Here is a shortlist of the most popular tourist attractions in Athens:

  • The Acropolis. Ascend the ancient hill and visit the museum that is opposite the Parthenon.
  • National Archeological Museum. It’s a one-mile ride from the Acropolis and is one of the most interesting museums in the world if you like the antique era.
  • The Roman Market. There you can find Attalus Square, where you will see the place ancient philosophers like Socrates and Plato used to give their lectures.
  • The Syntagma Square. It’s also called Constitution Square. You can see the Greek Parliaments and take a picture with the Tsoliades (the traditional greek soldier’s) guarding the monument of the Unknown Soldier losing their life in the wars of Greek Annexation.
  • The Market Triangle. It’s a set of stores just beneath Syntagma square where you can find cozy places to drink local beers and even buy souvenirs at lower prices than everywhere else.
  • Sounion Temple. It’s one of the ancient temples devoted to Poseidon (the God of Seas) and is located about 35miles away from the city center. It has the best view of the Aegean sea, and getting there for sunset pictures is a must. You can get there using a bus or a local taxi.

What are some less-known places to visit in Athens?
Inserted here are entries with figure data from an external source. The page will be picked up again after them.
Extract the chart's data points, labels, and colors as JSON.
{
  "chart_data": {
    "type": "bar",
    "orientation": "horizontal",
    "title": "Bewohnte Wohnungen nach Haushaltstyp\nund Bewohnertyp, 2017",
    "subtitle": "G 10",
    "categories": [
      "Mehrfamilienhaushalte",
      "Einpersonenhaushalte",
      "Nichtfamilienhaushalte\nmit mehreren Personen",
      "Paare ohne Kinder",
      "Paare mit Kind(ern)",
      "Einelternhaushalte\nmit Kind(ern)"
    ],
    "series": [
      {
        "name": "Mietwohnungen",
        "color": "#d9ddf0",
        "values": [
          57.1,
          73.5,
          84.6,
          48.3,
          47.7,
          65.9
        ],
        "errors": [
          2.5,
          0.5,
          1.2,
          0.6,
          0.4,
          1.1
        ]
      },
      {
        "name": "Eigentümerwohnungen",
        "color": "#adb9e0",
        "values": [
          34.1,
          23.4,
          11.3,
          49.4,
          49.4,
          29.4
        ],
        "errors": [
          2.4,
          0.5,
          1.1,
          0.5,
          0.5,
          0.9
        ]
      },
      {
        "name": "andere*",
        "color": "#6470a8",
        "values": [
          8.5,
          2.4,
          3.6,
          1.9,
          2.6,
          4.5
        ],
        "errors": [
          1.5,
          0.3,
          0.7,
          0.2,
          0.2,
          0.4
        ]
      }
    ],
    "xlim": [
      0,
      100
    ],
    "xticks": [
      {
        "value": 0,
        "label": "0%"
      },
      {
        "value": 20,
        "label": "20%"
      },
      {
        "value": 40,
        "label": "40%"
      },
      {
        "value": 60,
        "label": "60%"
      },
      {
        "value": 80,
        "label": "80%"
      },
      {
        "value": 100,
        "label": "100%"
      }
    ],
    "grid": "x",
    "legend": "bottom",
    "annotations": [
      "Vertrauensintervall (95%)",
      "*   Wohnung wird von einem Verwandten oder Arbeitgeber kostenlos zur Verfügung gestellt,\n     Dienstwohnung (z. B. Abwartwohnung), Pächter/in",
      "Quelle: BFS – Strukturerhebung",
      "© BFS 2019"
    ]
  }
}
Some less known places to visit in Athens are the new malls that have existed for less than 20 years and not so many people know about them. You can go to the Maroussi district using the metro and then walk to the Mall, which is the biggest marketplace in Greece.

Another place you should go would be the Ancient Long Walls in Piraeus. There you can get there using the metro and stop at Neo Faliro station. You will admire the Ancient Long Walls that were built in the 5th century BC to protect the city from pirates.

The Byzantine Church of Kapnikarea is also a hidden place that many tourist blogs will not include. You can get to Syntagma square and walk 0.3 miles south to Ermou Street. There you will find the Byzantine Basilique of Kapnikarea that remains the same from the 8th century and admire the frescoes.

People who love the automotive industry would like to get to the Athens Automotive Museum, which is just across the street when you visit the National Archaeological Museum on Ioulianou Street. The automotive museum is a live history of the cars used in Greece from the 19th century till today. You can even admire some supercars that are no more on the production line, and collectors would die to have them.

What are some things to do in Athens outside the typical tourist traps?

When you visit Athens during summer, the best thing to do would be to catch the first bus that will take you to the Athens Riviera. The best destination would be Vouliagmeni and Lagonissi. You can get there by bus that you can catch from Syntagma Square. There are organized beaches for a small fee (5 to 10 euros), and you can swim by having your personal bed and umbrella. 

Athens is also the place where you can see how olive oil is made. You can ask some local tourist agencies to get you to close olive oil refineries to see how farmers get their olive fruits there and produce the extra virgin olive oil. In the same destinations, you can also try the Mesogeion Wines that are known for the “retsina” (pine-trees extract) added inside and giving them one of the best tastes in the world. Trying and buying some local wine is the best alternative tourist attraction you can have in Athens.

No matter where you may go, Athens is a vivid and welcoming place, provided you know where to go.